Failures can be overcome in later life, but it often depends on the damaged individuals being fortunate enough to come into contact with someone with the resources and caring nature able to overcome the resistant behavior they will exhibit before they learn to trust. The difficulties adoptive parents sometimes face are well documented.

 

I can remember my early days as a parent. Stressed by the attendance and study demands of university and the need to appear and be productive at two or three serial occupations aimed at putting bread upon the table, I seriously doubt that I offered anything like the ideal behavior. The relatively benign outcome was no doubt due to the attentiveness of my primary partner. My children will have to offer their own personal witness to our crimes and misdemeanors.

 

I rejoice in the fact that my children and grandchildren, (I am still waiting impatiently for the appearance of the next generation, surely before I depart;) and that they are still willing to talk to me, and are raising their own happy, health progeny. That does not prevent me from taking all the credit for the health and success of the whole crew. How wonderful, wise, perceptive am I, and how superior in performance as a living model

 

And I have not yet begun to laud the genetic gifts which I personally extracted for their benefit. Credit must be given where it is due!

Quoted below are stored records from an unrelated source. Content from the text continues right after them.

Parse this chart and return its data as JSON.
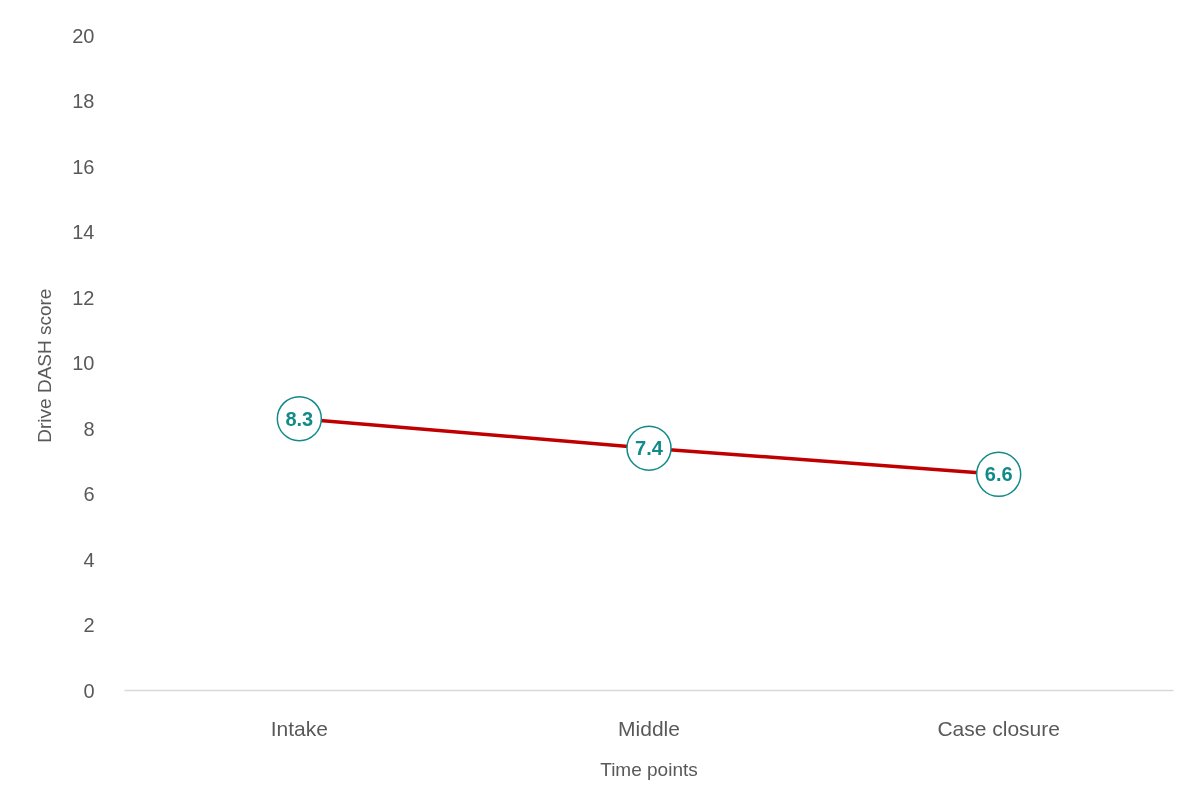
{
  "chart_data": {
    "type": "line",
    "categories": [
      "Intake",
      "Middle",
      "Case closure"
    ],
    "series": [
      {
        "color": "#c00000",
        "colors": [
          "#138a8a",
          "#138a8a",
          "#138a8a"
        ],
        "values": [
          8.3,
          7.4,
          6.6
        ]
      }
    ],
    "xlabel": "Time points",
    "ylabel": "Drive DASH  score",
    "ylim": [
      0,
      20
    ],
    "yticks": [
      0,
      2,
      4,
      6,
      8,
      10,
      12,
      14,
      16,
      18,
      20
    ],
    "grid": false,
    "marker": "circle",
    "line_style": "solid",
    "data_labels": true
  }
}
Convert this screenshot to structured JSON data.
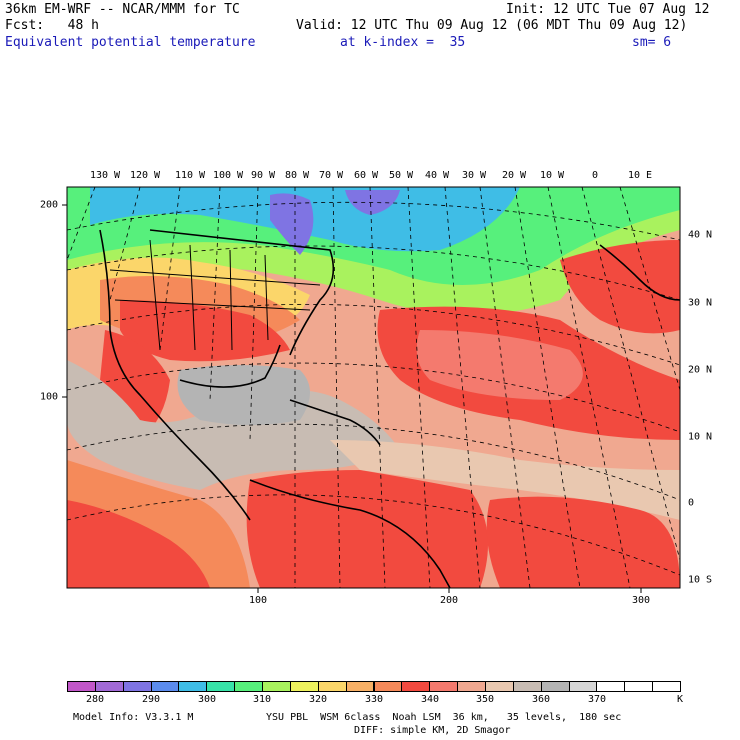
{
  "header": {
    "model": "36km EM-WRF -- NCAR/MMM for TC",
    "init": "Init: 12 UTC Tue 07 Aug 12",
    "fcst": "Fcst:   48 h",
    "valid": "Valid: 12 UTC Thu 09 Aug 12 (06 MDT Thu 09 Aug 12)",
    "field": "Equivalent potential temperature",
    "level": "at k-index =  35",
    "smooth": "sm= 6"
  },
  "map": {
    "lon_labels": [
      "130 W",
      "120 W",
      "110 W",
      "100 W",
      "90 W",
      "80 W",
      "70 W",
      "60 W",
      "50 W",
      "40 W",
      "30 W",
      "20 W",
      "10 W",
      "0",
      "10 E"
    ],
    "lat_labels": [
      "40 N",
      "30 N",
      "20 N",
      "10 N",
      "0",
      "10 S"
    ],
    "grid_y_labels": [
      "200",
      "100"
    ],
    "grid_x_labels": [
      "100",
      "200",
      "300"
    ]
  },
  "colorbar": {
    "colors": [
      "#c257c9",
      "#a26ad6",
      "#7f74e3",
      "#5c8cee",
      "#3fbde6",
      "#38e3a8",
      "#57f07c",
      "#a9f25e",
      "#eef25e",
      "#fbd66a",
      "#f7b066",
      "#f58a5a",
      "#f24a3f",
      "#f47a6e",
      "#f0a890",
      "#e9c8b0",
      "#c8bcb3",
      "#b4b4b4",
      "#d6d6d6",
      "#ffffff",
      "#ffffff",
      "#ffffff"
    ],
    "ticks": [
      "280",
      "290",
      "300",
      "310",
      "320",
      "330",
      "340",
      "350",
      "360",
      "370"
    ],
    "unit": "K"
  },
  "footer": {
    "line1_left": "Model Info: V3.3.1 M",
    "line1_right": "YSU PBL  WSM 6class  Noah LSM  36 km,   35 levels,  180 sec",
    "line2": "DIFF: simple KM, 2D Smagor"
  }
}
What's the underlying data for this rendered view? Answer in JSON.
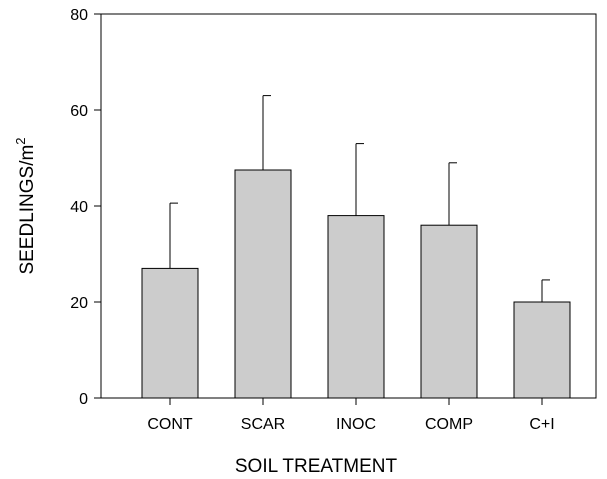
{
  "chart_data": {
    "type": "bar",
    "title": "",
    "xlabel": "SOIL TREATMENT",
    "ylabel": "SEEDLINGS/m",
    "ylabel_superscript": "2",
    "categories": [
      "CONT",
      "SCAR",
      "INOC",
      "COMP",
      "C+I"
    ],
    "values": [
      27,
      47.5,
      38,
      36,
      20
    ],
    "error_upper": [
      40.6,
      63,
      53,
      49,
      24.6
    ],
    "ylim": [
      0,
      80
    ],
    "yticks": [
      0,
      20,
      40,
      60,
      80
    ],
    "grid": false,
    "legend": "none",
    "bar_color": "#cccccc",
    "bar_edge_color": "#000000"
  }
}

Isn’t a mystery, the permutations of chance that govern what is inherited. How many complex interactions are in play to determine the qualities, physical, chemical and what have you, constructing the potential for expression carried by ourselves and our offspring. And how the qualities that are not expressed will in the end be relayed only in turn to following generations. Yet, so much, in every generation, will depend for expression on the particular environment in which the qualities in hand will find their place. It is not an either/or but a complex of conditions, potential and events, that determine our individual destinies. Every one of us, and our children in turn, represent a miracle of precise interactions that govern what we bring to the table and what we offer up on the plate we present to the world. Each of us contain within ourselves a universe of possibilities. And we have seen it happen, how one person can change everything. It boggles the mind.

 

Isn’t it exciting to think about how immense were our potentials, our possibilities, when we started out? Isn’t astounding to think about the potential of each new creature that we bring into the world, to change our reality.

 

Let’s hear it for having babies! Hurrah!